Each column moves through these states:

StateMeaning
pendingManager has recorded the desired state but has not yet pushed it (or the node was offline at push time)
pushingPush is in flight
pushedPush succeeded; the node acknowledged it
failedPush failed; the manager has the error in push_error and will retry on the next reconnect

The UI shows these states as small badges next to each flow/tunnel so operators can see at a glance whether the manager’s view matches reality.

When a node reconnects to the manager (after a network blip, restart, or first-ever connection), the manager runs the reconciliation pipeline:

  1. Replay pending pushes — every managed_flows row and tunnel-leg with push_status = "pending" or "failed" is re-pushed. Successes flip to pushed; persistent failures stay in failed and surface as an event.
  2. Wait a settle delay (~5 s) — gives the node time to apply the pushes and stabilise.
  3. Fetch the node’s actual config — the manager calls get_config on the node. The response has infrastructure secrets stripped (see Manager Protocol — secret stripping contract).
  4. Compare against the database — the manager diffs the returned config against its managed_flows and tunnels tables.
  5. Detect and report drift — anything in the database that isn’t in the config (or vice versa) becomes a drift event.

The whole pipeline runs on a per-node basis whenever the WebSocket transitions from disconnected to connected. The retry interval for transient failures is 30 seconds.

Sometimes a manager-pushed flow ends up in a state that nobody wants:

  • The push failed at create time (validation error, address conflict, etc.).
  • The manager retried for several minutes.
  • The operator gave up, removed the flow from the manager UI.
  • The DB row got stuck in failed because the deletion never made it to the (offline) node.

These are ghost entries: rows in the manager DB that don’t correspond to anything on the node and aren’t progressing. The reconciliation pipeline cleans them up automatically:

Ghost rule: any managed_flows or tunnel-leg row in push_status = "failed" for 5 minutes or more, where the target node is currently online, is auto-deleted.

The auto-delete is logged as a config_sync event so operators have a record of what happened.

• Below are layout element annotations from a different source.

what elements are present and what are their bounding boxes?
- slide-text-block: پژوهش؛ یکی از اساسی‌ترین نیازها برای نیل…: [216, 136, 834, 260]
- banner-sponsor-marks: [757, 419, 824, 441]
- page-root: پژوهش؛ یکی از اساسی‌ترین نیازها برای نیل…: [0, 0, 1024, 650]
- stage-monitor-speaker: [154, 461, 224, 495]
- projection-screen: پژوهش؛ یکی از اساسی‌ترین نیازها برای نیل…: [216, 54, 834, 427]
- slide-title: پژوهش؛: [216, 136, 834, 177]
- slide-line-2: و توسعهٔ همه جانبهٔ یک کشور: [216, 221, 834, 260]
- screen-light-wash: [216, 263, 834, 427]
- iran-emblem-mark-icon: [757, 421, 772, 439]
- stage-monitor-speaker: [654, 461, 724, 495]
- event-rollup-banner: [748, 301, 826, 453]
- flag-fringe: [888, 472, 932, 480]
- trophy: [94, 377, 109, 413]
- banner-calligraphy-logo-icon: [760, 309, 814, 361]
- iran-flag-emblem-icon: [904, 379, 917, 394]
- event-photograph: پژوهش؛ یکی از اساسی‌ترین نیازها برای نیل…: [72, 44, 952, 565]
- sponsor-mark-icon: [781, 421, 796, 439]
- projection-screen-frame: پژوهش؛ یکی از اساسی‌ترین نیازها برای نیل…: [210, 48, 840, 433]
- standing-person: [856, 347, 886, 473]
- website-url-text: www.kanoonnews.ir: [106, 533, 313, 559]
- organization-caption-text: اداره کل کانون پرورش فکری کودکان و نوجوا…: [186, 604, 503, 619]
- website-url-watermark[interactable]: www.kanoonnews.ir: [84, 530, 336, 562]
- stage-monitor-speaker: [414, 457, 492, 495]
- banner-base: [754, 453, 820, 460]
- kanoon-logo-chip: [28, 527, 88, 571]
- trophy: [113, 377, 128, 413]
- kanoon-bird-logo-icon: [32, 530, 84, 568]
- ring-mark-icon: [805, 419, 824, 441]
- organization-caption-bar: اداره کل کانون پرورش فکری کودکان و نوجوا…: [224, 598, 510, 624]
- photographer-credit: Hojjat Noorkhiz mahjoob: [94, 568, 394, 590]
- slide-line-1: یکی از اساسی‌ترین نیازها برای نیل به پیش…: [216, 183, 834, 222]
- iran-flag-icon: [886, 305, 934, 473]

A drift is anything the manager finds in the node’s actual config that doesn’t match the database. There are three drift categories:

CategoryMeaning
extraneousFlow / tunnel exists on the node but not in the manager DB. Usually means an operator created it locally via REST or config.json edit
missingFlow / tunnel exists in the manager DB (with push_status = "pushed") but isn’t on the node. Usually means the node was rebuilt without restoring config.json, or someone deleted it locally
mismatchedFlow / tunnel exists on both sides but the field values differ

Drift is logged but not automatically corrected. Auto-correcting drift would mean the manager could silently overwrite an operator’s local edits, which is the opposite of “node is the ground truth”. Instead, drift events surface in the Events page and the operator decides whether to:

  • Re-push from the manager (drops the local edit)
  • Ingest the local change into the manager DB (preserves it)
  • Delete the offending resource from one side or the other

Reconciliation activity is reported via config_sync operational events on the manager’s events stream. Categories:

CategoryWhen
config_sync.push_succeededA pending push was applied successfully on reconnect
config_sync.push_failedA push failed; includes the error message
config_sync.ghost_cleanupA ghost row was auto-deleted
config_sync.drift_extraneousFound a flow/tunnel on the node not in the DB
config_sync.drift_missingExpected flow/tunnel missing from the node
config_sync.drift_mismatchedField-level mismatch between DB and node

All config_sync events carry the affected node_id and flow_id (or tunnel_id) so operators can filter the Events page to a single resource and see its full reconciliation history.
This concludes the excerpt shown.